Dalam kesempatan yang sama, Ketua Umum Gabungan Perusahaan Pembibitan Unggas (GPPU), Achmad Dawami menanggapi, pengawasan pelaksanaan Permentan No.32/2017 perlu ditingkatkan. Terutama terkait kewajiban memiliki rumah potong hewan unggas (RPHU) yang dilengkapi fasilitas rantai dingin.
Fini mengatakan, saat ini pemerintah sudah mulai mendata kepemilikan RPHU dan fasilitas penyimpanan dingin (cold storage) bagi pelaku usaha yang memproduksi ayam ras lebih dari 300 ribu ekor/minggu. Pemerintah, lanjut dia, melihat lebih dalam bisnis ayam ras mulai dari proses importasi GPS hingga pembesaran DOC (Day-Old Chick) Final Stock atau anak ayam dipelihara peternak.

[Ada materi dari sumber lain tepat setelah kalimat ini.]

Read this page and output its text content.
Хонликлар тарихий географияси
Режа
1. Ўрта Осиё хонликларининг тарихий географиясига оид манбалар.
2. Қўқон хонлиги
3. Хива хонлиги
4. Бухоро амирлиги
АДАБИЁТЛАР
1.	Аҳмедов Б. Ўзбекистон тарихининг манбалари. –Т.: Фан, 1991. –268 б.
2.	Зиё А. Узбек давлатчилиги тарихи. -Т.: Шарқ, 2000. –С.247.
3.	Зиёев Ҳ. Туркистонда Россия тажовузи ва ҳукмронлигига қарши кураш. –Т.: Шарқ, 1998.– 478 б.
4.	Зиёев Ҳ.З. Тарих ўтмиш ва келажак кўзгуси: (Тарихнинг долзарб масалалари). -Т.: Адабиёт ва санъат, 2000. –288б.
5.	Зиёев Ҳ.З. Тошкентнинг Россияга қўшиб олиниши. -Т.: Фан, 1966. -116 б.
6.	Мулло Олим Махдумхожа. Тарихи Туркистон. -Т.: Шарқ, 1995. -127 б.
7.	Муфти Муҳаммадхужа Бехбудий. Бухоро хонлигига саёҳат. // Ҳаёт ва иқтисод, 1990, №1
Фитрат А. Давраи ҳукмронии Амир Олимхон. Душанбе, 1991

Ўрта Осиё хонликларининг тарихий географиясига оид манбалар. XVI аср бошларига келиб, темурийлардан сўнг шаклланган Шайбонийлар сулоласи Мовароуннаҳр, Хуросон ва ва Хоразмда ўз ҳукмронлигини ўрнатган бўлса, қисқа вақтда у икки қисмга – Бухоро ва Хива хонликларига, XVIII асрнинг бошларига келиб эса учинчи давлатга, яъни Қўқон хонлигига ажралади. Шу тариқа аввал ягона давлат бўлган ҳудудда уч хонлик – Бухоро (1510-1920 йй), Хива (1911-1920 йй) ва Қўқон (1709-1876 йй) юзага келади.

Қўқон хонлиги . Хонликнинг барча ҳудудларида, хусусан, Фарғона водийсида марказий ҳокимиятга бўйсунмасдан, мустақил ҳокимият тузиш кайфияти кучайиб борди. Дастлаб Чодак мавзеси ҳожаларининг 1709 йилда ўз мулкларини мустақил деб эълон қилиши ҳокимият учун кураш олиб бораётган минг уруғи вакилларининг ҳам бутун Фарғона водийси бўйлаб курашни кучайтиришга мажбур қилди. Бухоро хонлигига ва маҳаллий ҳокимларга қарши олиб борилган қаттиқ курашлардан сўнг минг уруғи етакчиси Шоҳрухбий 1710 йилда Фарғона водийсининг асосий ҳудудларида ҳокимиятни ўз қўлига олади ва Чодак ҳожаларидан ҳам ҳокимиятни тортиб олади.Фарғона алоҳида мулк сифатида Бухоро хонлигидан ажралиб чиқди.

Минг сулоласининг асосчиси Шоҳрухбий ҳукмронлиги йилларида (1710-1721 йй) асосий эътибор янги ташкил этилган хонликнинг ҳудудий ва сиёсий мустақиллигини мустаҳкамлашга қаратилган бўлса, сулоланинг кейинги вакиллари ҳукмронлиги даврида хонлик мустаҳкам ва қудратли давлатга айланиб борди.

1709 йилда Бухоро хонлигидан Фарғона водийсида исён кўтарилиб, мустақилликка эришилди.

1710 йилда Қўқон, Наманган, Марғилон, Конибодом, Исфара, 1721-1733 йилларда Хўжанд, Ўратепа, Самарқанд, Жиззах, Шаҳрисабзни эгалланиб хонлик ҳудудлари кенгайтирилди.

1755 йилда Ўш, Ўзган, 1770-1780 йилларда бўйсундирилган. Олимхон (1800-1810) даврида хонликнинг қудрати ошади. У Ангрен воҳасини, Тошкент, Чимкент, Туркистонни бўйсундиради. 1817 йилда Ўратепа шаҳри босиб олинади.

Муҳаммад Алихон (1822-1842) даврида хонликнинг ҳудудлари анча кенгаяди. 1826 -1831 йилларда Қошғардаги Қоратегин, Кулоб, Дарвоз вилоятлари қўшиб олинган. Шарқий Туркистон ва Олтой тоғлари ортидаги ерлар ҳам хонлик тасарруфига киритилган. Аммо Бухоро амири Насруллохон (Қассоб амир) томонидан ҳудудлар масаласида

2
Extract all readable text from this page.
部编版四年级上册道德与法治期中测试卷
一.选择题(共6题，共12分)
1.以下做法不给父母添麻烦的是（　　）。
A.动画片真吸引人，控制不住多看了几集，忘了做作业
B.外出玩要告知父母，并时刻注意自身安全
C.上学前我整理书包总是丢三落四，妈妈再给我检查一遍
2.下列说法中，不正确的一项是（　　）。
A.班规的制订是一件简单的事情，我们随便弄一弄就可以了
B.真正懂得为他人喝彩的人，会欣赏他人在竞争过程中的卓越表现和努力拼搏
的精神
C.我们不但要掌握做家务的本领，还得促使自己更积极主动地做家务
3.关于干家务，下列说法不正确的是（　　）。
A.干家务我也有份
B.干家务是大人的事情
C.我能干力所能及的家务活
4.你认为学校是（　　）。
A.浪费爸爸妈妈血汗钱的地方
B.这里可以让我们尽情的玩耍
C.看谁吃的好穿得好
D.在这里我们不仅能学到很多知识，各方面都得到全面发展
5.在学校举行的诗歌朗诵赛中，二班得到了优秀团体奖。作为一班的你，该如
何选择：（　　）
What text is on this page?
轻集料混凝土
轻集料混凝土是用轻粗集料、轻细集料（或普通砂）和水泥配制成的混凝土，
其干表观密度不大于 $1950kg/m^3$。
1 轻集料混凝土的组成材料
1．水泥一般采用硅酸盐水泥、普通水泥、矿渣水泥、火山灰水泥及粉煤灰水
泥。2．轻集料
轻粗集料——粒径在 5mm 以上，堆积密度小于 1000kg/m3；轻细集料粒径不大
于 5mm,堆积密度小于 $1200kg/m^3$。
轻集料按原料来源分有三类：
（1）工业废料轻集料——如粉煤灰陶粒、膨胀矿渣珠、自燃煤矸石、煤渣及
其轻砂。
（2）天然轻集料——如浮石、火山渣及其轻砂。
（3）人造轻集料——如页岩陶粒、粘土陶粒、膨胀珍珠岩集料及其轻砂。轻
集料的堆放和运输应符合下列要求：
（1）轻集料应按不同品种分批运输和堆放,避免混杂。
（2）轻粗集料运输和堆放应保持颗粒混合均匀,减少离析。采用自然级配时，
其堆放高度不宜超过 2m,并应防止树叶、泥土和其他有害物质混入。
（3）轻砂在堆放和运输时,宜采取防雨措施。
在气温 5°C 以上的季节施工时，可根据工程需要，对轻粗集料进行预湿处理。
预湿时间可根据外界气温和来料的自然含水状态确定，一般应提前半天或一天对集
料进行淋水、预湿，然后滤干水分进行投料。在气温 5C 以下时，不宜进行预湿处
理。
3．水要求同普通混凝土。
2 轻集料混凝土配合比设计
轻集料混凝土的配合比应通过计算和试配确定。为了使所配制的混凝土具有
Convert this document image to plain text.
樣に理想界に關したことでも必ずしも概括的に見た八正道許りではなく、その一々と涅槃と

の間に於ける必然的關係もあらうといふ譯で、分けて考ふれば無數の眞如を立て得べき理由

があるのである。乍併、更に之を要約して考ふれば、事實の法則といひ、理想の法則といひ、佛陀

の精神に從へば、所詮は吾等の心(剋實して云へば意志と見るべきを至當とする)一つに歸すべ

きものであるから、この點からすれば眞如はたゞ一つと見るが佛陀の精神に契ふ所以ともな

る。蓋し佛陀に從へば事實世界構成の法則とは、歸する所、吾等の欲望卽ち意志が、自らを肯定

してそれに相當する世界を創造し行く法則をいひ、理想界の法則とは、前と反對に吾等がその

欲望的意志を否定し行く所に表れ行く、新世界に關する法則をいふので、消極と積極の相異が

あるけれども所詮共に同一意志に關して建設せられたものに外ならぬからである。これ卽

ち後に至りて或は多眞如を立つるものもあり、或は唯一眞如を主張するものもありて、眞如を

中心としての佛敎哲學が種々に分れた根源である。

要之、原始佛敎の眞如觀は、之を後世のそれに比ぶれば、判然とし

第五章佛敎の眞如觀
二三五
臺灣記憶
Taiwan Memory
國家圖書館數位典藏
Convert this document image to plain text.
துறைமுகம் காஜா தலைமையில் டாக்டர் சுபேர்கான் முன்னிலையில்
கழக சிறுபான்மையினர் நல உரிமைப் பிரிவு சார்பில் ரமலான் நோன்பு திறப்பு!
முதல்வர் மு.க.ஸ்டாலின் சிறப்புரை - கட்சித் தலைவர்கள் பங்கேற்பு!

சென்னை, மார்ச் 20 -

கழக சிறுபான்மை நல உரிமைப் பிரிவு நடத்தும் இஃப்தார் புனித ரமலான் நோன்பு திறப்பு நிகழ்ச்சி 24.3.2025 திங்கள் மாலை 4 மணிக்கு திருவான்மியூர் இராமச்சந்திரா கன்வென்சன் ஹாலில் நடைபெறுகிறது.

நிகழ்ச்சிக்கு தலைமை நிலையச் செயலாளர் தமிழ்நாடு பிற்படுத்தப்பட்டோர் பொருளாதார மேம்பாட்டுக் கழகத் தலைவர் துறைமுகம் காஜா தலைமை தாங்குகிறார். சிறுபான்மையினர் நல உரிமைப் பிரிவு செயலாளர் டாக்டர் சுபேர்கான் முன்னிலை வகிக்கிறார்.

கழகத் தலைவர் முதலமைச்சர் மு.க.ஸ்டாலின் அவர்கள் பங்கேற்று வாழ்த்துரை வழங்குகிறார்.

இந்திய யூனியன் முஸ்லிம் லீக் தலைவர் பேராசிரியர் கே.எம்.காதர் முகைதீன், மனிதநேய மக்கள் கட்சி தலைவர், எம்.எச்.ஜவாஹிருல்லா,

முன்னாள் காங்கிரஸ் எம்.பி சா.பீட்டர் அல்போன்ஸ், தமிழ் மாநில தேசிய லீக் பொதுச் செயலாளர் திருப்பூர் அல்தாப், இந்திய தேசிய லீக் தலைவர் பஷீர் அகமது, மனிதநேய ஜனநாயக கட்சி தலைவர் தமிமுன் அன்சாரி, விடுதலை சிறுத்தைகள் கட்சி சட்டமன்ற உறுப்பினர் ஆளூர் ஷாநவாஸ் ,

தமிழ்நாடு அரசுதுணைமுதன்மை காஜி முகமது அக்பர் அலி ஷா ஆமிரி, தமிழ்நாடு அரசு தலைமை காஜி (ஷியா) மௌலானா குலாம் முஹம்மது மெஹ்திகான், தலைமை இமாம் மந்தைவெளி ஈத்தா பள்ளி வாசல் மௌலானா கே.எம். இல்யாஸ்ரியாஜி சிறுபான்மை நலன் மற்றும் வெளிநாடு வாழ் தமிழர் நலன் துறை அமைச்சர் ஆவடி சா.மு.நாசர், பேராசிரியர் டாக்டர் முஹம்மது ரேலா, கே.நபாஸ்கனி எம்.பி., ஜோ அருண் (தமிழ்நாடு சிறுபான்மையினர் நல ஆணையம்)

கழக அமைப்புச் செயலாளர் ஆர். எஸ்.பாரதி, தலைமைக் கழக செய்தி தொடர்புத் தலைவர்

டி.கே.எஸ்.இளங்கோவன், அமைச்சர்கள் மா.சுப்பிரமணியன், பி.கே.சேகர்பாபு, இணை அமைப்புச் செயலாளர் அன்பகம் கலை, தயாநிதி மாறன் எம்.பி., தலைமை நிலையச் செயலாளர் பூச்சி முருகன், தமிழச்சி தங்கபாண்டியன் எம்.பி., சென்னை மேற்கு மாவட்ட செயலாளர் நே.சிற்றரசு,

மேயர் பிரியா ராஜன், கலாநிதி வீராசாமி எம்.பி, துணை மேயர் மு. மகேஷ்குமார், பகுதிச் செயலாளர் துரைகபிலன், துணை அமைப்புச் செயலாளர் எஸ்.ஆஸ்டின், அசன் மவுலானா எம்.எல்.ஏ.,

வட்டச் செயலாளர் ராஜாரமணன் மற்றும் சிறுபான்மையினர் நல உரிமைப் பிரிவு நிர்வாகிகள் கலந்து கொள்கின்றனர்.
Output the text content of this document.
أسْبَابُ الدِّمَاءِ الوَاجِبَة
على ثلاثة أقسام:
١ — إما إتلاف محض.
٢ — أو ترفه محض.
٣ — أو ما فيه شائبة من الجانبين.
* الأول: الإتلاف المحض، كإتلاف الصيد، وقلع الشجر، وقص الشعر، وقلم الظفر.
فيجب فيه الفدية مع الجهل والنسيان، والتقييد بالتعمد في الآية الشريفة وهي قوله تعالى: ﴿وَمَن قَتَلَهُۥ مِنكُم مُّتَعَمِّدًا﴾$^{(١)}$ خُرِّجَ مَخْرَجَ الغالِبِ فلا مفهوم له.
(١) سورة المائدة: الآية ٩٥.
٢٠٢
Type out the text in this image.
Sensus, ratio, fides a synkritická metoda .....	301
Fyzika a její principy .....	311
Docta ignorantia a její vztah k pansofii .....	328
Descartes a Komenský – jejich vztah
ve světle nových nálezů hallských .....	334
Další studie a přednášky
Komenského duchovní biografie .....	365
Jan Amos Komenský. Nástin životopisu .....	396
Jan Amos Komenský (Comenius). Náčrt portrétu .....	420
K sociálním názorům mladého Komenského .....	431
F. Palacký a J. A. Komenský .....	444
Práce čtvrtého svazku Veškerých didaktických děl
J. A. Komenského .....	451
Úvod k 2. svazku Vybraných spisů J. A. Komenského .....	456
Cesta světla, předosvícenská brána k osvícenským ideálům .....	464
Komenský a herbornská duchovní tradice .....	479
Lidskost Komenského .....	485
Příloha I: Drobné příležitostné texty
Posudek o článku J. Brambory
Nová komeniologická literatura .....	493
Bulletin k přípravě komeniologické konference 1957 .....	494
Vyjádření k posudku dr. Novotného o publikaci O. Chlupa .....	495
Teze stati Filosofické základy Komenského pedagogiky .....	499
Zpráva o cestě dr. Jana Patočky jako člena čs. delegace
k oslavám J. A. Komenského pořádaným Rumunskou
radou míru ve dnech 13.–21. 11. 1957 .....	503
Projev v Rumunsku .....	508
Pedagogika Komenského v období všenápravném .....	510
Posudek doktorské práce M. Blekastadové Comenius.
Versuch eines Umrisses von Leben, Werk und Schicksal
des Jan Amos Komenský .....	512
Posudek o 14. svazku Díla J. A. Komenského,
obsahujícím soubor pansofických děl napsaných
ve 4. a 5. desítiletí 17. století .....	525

Tujuannya, melihat efektivitas kebijakan perunggasan nasional.
Ketua Dewan Pembina Gabungan Organisasi Peternak Ayam Nasional (GOPAN) Tri Hardiyanto, yang turut berbicara dalam diskusi menekankan, sebagai upaya penguatan peternak mandiri dan perunggasan nasional, rekonsiliasi data yang riil sangat dibutuhkan. Mengutip data Komisi Pengawas Persaingan Usaha (KPPU), pengusaha ayam di Bogor ini menyebut, nilai bisnis perunggasan menyentuh angka Rp450 triliun. Untuk itu, Permentan No.32/2017 pun perlu diimplementasikan sebagai regulasi yang berkeadilan.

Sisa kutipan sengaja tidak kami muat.